Tuesday, 15 October 2013

The Importance of Community

I've been quiet the last few days, mainly as I've finally worked out how to enjoy my rogue (she's level 74 and still going!) but also because I've been trying to catch up on my blog reading (something I'm still attempting to do!)

As usual my inspiration has come from something written by The Godmother - she touched back on the topic of patch notes that she wrote about back in August, and how it is assumed that a lot of the information is just something people should know.

I remember when I first started playing the game, I had no idea what to do. I spent a lot of time lost in and around Auberdine, just killing things as I had no idea where I had to go to finish the quests I had picked up. I still have memories of my friend starting a new character and coming to help me, leading me up and down the beach to the dead animal corpses that gave me a quest, that I had no idea even existed.

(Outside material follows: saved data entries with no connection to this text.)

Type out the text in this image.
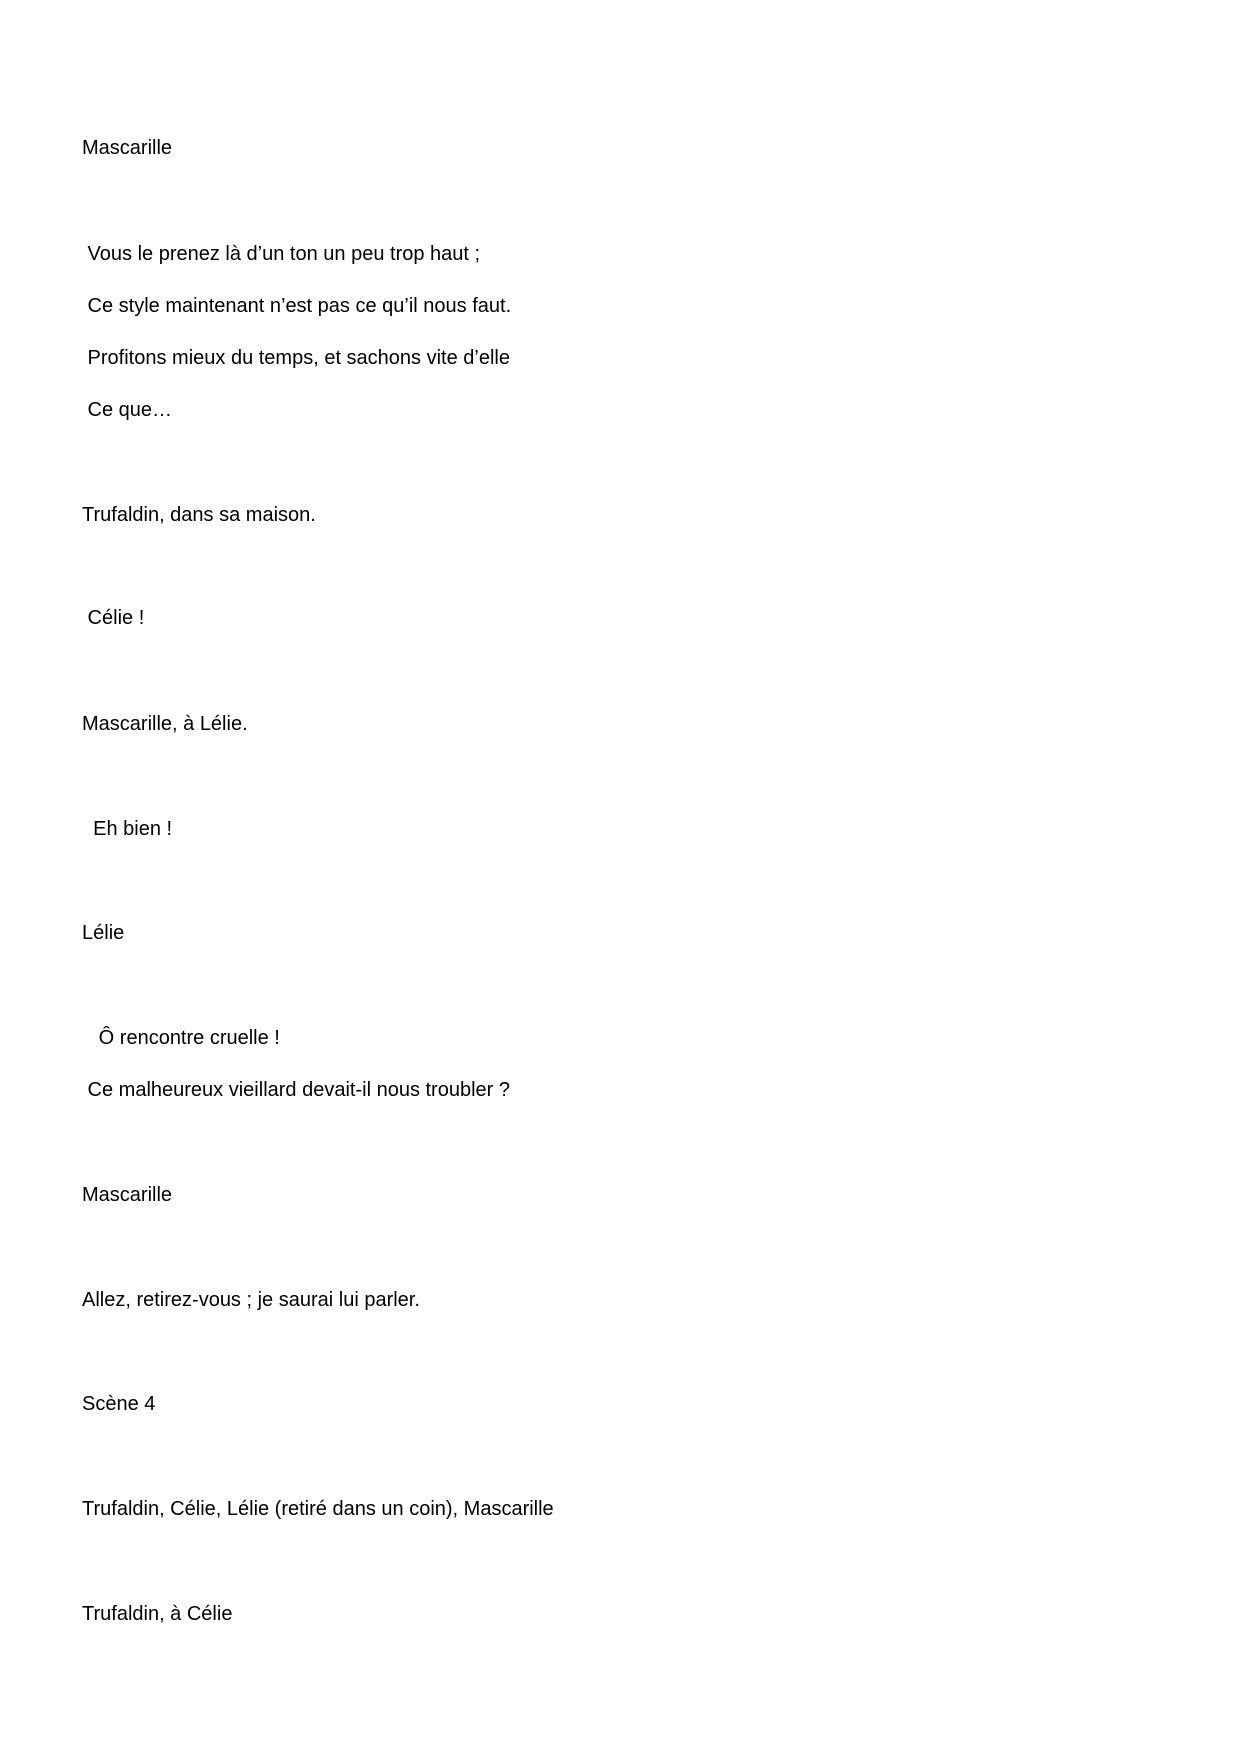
Mascarille

Vous le prenez là d’un ton un peu trop haut ;

Ce style maintenant n’est pas ce qu’il nous faut.

Profitons mieux du temps, et sachons vite d’elle

Ce que…

Trufaldin, dans sa maison.

Célie !

Mascarille, à Lélie.

Eh bien !

Lélie

Ô rencontre cruelle !

Ce malheureux vieillard devait-il nous troubler ?

Mascarille

Allez, retirez-vous ; je saurai lui parler.

Scène 4

Trufaldin, Célie, Lélie (retiré dans un coin), Mascarille

Trufaldin, à Célie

Those of us that have been playing for a long time seem to forget how steep, and long, the learning curve was for us.

I remember being really happy when someone told me about Quest Helper (my very first add-on!), and then someone else told me about Allakazam, and Thott bott!

On my own, I had no idea that these things existed, it took friends and people in the community to tell me they were there.

Granted, these are (were) fan based sites and as such not something that Blizzard created, so there shouldn't necessarily be in game links to the current ones (Wowhead, Wowpedia etc), but I do like the idea of patch notes, and current location of gear vendors etc being on the notice boards in game.

I'm sure we have all tutted and rolled our eyes when someone has asked what seems like an obvious question in guild chat or in an instance, and wondered why they don't just look it up themselves. Maybe we should all just stop assuming that people know where to look :)

As a Community, the WoW is a large and multi-faceted one, with people of all ages, backgrounds and skill level. Those of us who have been around a little longer should have some more patience with those just starting on the curve, and remember that we were once WoW-noobs too ^^


  1. I started playing in Feb 2012 and I have learnt so much in what is relatively a short time playing! I agree that some people need to remember that not everyone's been playing for 8 years or has a million alts - some of us still haven't EVER rolled a warrior etc. Also, great link to the noob stories :)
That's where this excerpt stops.